I read Brief Interviews with Hideous Men some time ago. It’s not everybody’s cup of tea and I had my own struggles through sections of the book which are detailed here. But it’s one of those collections that I am so thankful to have read, parts of which are still with me. For students of language and lovers of modern literature I’d say he is a must read. There is only one David Foster Wallace. I haven’t read enough literature or know enough to be able to say this with any kind of authority but when I was reading him the words ‘ground breaking’ came to mind and I saw for the first time how it was possible to treat language differently and I felt this kind of thrill. I was inspired and excited like I had just discovered something I had never seen before.

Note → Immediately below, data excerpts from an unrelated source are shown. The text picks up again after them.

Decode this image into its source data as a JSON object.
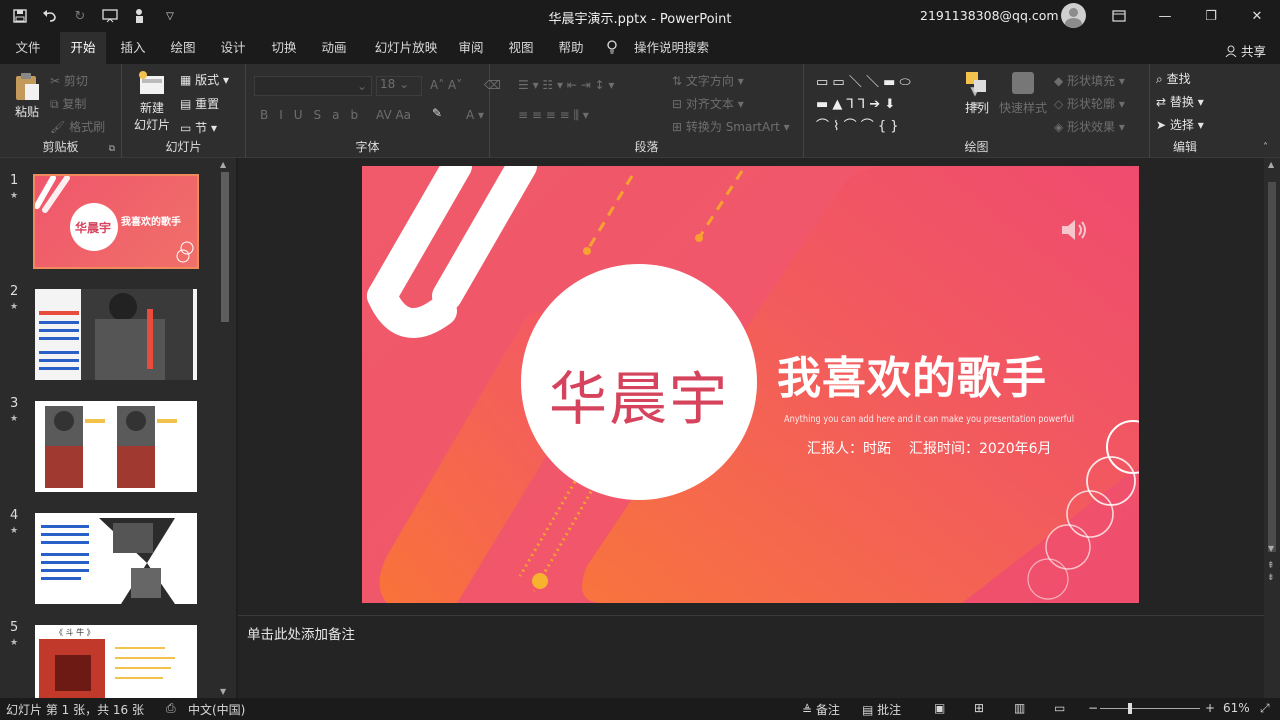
{
  "window": {
    "title": "华晨宇演示.pptx - PowerPoint",
    "account": "2191138308@qq.com"
  },
  "tabs": [
    "文件",
    "开始",
    "插入",
    "绘图",
    "设计",
    "切换",
    "动画",
    "幻灯片放映",
    "审阅",
    "视图",
    "帮助",
    "操作说明搜索"
  ],
  "active_tab": "开始",
  "share_label": "共享",
  "ribbon": {
    "clipboard": {
      "paste": "粘贴",
      "cut": "剪切",
      "copy": "复制",
      "format_painter": "格式刷",
      "label": "剪贴板"
    },
    "slides": {
      "new_slide_line1": "新建",
      "new_slide_line2": "幻灯片",
      "layout": "版式",
      "reset": "重置",
      "section": "节",
      "label": "幻灯片"
    },
    "font": {
      "label": "字体",
      "size": "18"
    },
    "paragraph": {
      "text_direction": "文字方向",
      "align_text": "对齐文本",
      "smartart": "转换为 SmartArt",
      "label": "段落"
    },
    "drawing": {
      "arrange": "排列",
      "quick_styles": "快速样式",
      "shape_fill": "形状填充",
      "shape_outline": "形状轮廓",
      "shape_effects": "形状效果",
      "label": "绘图"
    },
    "editing": {
      "find": "查找",
      "replace": "替换",
      "select": "选择",
      "label": "编辑"
    }
  },
  "thumbnails": [
    {
      "number": "1",
      "selected": true
    },
    {
      "number": "2",
      "selected": false
    },
    {
      "number": "3",
      "selected": false
    },
    {
      "number": "4",
      "selected": false
    },
    {
      "number": "5",
      "selected": false
    }
  ],
  "slide": {
    "name": "华晨宇",
    "title": "我喜欢的歌手",
    "subtitle": "Anything you can add here and it can make you presentation powerful",
    "reporter": "汇报人：时跖",
    "report_time": "汇报时间：2020年6月"
  },
  "thumb_text": {
    "t1_name": "华晨宇",
    "t1_title": "我喜欢的歌手",
    "t5_title": "《 斗 牛 》"
  },
  "notes_placeholder": "单击此处添加备注",
  "status": {
    "slide_info": "幻灯片 第 1 张，共 16 张",
    "language": "中文(中国)",
    "notes": "备注",
    "comments": "批注",
    "zoom": "61%"
  },
  "colors": {
    "accent": "#f05a6a",
    "orange": "#f7a12e"
  }
}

So when I had the pleasure of being in Seattle recently I went to the amazing Elliott Bay Bookstore. An entire blog post will be devoted at a later date on the importance of real books, independent book stores, bookstores in general and the importance of the ‘traditional’ publishing process – but for today let’s just say, that one of the treats of meandering through the large collections of books for hours on end is that you see things you might not otherwise notice. And along with a few other books I found David Foster Wallace – The Last Interview and Other Conversations.

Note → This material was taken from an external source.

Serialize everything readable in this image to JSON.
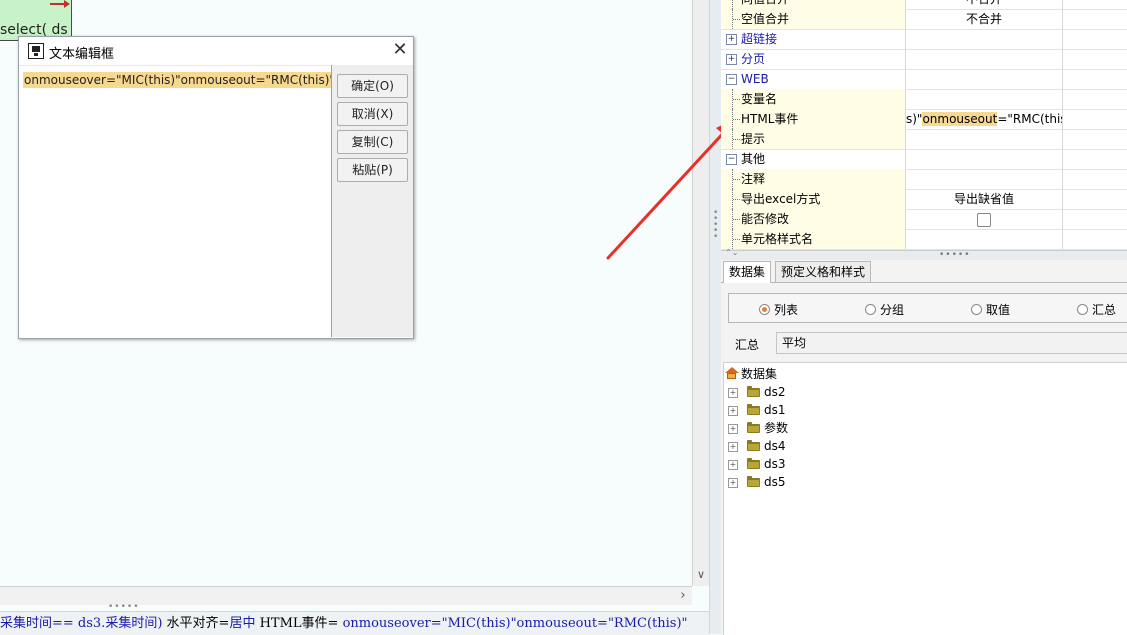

There is something poignant about this collection of interviews, particularly the last one which took place shortly before DFW took his own life. You see a cockiness in some of his answers and you also catch glimpses of a man for whom linguistic precision is his way of life and thinking. Most interestingly he talks about the importance of fiction in a pervasive digital entertainment landscape. How do writers stay relevant and how do they get readers to connect with their work in a meaningful way? Now more than ever he believes, it’s important for writers to tell their stories in ways that people can connect to. Obviously DFW treads a fine line between this himself. He could easily disappear into linguistic gymnastics because he can but he doesn’t. He keeps the reader engaged and makes our world, as he sees it, available to us.

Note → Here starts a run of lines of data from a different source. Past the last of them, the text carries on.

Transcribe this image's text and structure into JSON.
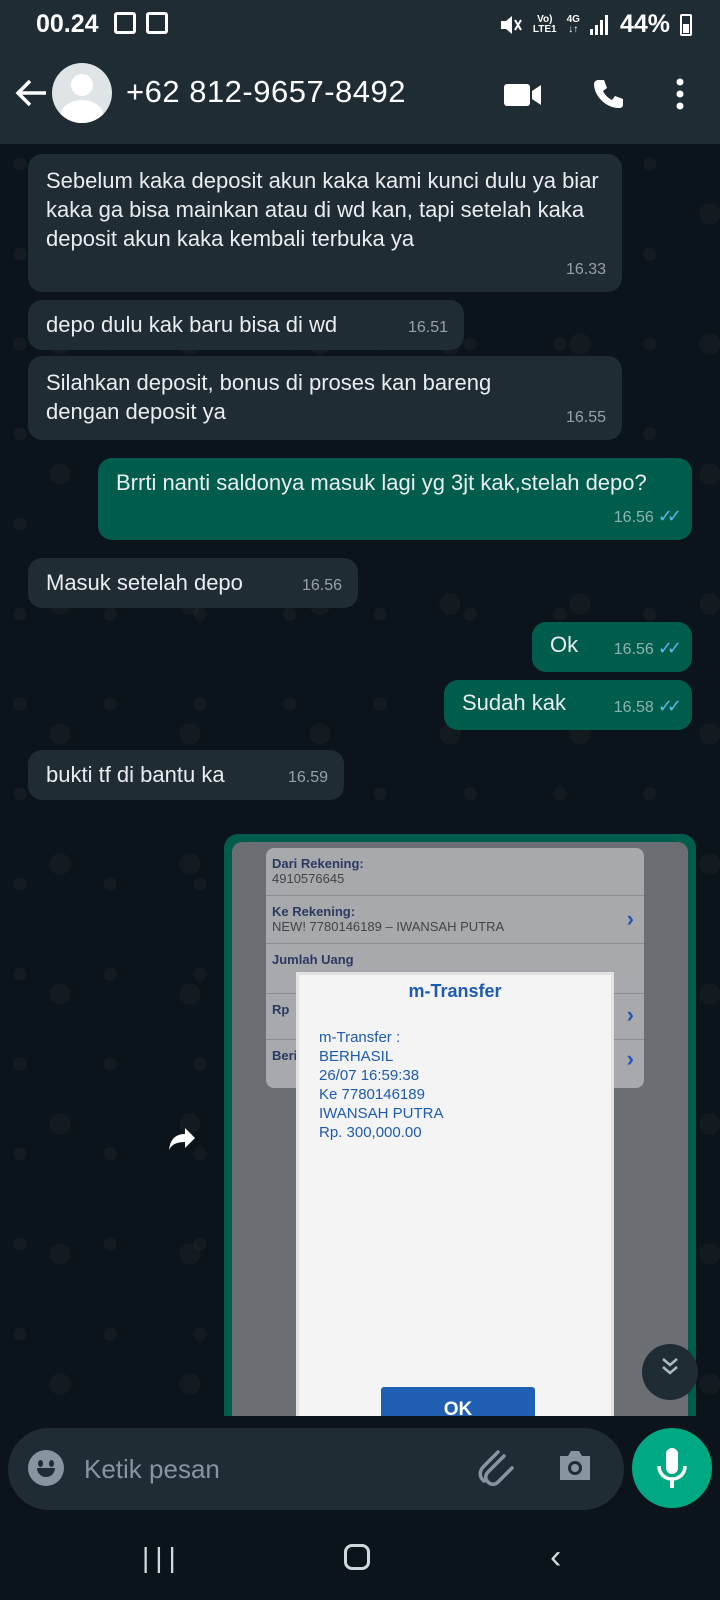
{
  "status_bar": {
    "time": "00.24",
    "network_label_top": "Vo)",
    "network_label_bottom": "LTE1",
    "signal_type": "4G",
    "battery": "44%"
  },
  "header": {
    "contact_name": "+62 812-9657-8492",
    "icons": [
      "back-arrow-icon",
      "avatar",
      "video-call-icon",
      "voice-call-icon",
      "more-options-icon"
    ]
  },
  "messages": [
    {
      "direction": "in",
      "text": "Sebelum kaka deposit akun kaka kami kunci dulu ya biar kaka ga bisa mainkan atau di wd kan, tapi setelah kaka deposit akun kaka kembali terbuka ya",
      "time": "16.33"
    },
    {
      "direction": "in",
      "text": "depo dulu kak baru bisa di wd",
      "time": "16.51"
    },
    {
      "direction": "in",
      "text": "Silahkan deposit, bonus di proses kan bareng dengan deposit ya",
      "time": "16.55"
    },
    {
      "direction": "out",
      "text": "Brrti nanti saldonya masuk lagi yg 3jt kak,stelah depo?",
      "time": "16.56"
    },
    {
      "direction": "in",
      "text": "Masuk setelah depo",
      "time": "16.56"
    },
    {
      "direction": "out",
      "text": "Ok",
      "time": "16.56"
    },
    {
      "direction": "out",
      "text": "Sudah kak",
      "time": "16.58"
    },
    {
      "direction": "in",
      "text": "bukti tf di bantu ka",
      "time": "16.59"
    }
  ],
  "image_message": {
    "card": {
      "from_label": "Dari Rekening:",
      "from_value": "4910576645",
      "to_label": "Ke Rekening:",
      "to_value": "NEW! 7780146189 – IWANSAH PUTRA",
      "amount_label": "Jumlah Uang",
      "rp_label": "Rp",
      "beri_label": "Beri"
    },
    "dialog": {
      "title": "m-Transfer",
      "line1": "m-Transfer :",
      "line2": "BERHASIL",
      "line3": "26/07 16:59:38",
      "line4": "Ke 7780146189",
      "line5": "IWANSAH PUTRA",
      "line6": "Rp. 300,000.00",
      "button": "OK"
    }
  },
  "input": {
    "placeholder": "Ketik pesan"
  },
  "colors": {
    "background": "#0b141a",
    "incoming_bubble": "#1f2c34",
    "outgoing_bubble": "#005c4b",
    "accent": "#00a884",
    "read_ticks": "#53bdeb"
  }
}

Of course, he also offers personal tidbits that every fan enjoys. For me, it’s devotion to his two dogs. He had become convinced that they couldn’t be left alone for long periods of time (or any time) because they would become lonely and he didn’t want them to suffer any more after having endured sad puppy lives. But his dogs were exacerbating his agoraphobia. And yet you knew that those dogs would always come first. I felt touched by his sweetness and his obvious frailty and that’s hard to see in anybody but particularly a man with such towering intellect and talents and with such difficult and ultimately overwhelming life struggles. I’m sad that he lost his struggle.